Jovens buscam nos astros explicações que o conhecimento tradicional não oferece e impulsionam o fenômeno digital

Com pitadas de humor e uma boa dose de memes, a astrologia tem conquistado espaço nas redes sociais no Brasil e no mundo. Perfis como @notallgeminis, criado pela roteirista norte-americana Courtney Perkins, acumulam centenas de milhares de seguidores ao postar conteúdos que misturam cultura pop, situações cotidianas e informações sobre os astros.

O fenômeno é uma forma de ressignificar uma prática milenar, agora adaptada à era digital, e marcar uma mudança geracional na forma como a astrologia é vista. Segundo a revista New York Magazine, os jovens buscam nos astros explicações que a ciência tradicional não oferece, muitas vezes, partindo de memes para uma consulta de mapa astral profissional.

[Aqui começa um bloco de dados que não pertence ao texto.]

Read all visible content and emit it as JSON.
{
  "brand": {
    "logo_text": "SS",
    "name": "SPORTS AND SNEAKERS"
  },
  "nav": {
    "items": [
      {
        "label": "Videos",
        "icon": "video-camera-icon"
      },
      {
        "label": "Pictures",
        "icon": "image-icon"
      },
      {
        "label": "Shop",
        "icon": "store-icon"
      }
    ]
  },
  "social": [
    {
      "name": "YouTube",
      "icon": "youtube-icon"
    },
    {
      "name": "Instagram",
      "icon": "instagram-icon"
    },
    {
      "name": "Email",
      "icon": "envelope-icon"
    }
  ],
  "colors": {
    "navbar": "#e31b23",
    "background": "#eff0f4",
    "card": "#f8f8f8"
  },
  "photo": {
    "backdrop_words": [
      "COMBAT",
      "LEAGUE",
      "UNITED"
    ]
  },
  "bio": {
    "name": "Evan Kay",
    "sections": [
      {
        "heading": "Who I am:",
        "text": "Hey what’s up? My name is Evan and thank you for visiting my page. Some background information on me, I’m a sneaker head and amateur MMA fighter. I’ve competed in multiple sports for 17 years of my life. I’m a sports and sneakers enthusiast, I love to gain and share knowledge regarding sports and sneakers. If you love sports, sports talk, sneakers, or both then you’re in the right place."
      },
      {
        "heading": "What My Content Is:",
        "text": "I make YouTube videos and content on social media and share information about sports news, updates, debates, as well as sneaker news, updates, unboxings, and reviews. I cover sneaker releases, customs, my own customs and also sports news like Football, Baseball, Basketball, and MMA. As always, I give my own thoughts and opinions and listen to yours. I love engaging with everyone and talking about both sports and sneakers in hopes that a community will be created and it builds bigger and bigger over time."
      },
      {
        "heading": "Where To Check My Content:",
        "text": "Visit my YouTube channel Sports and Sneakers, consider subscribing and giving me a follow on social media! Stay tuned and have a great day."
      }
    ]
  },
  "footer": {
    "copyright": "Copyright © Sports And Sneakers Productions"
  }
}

E a demanda é grande. Perkins, por exemplo, desenvolve seis memes em 30 minutos. “Começo com a imagem. Se a foto é engraçada, as ideias surgem”, explica em entrevista ao The Fader. Conteúdos mais elaborados exigem horas de trabalho. Ela cria versões para cada um dos 12 signos, garantindo representatividade para todo o zodíaco.

O formato também tem feito sucesso no Brasil. Com uso de gírias regionais e referências à TV brasileira, o criador de conteúdo Vítor de Castro, do @debocheastral, mostra como cada signo reagiria em situações típicas do cotidiano brasileiro para mais de 643 mil seguidores.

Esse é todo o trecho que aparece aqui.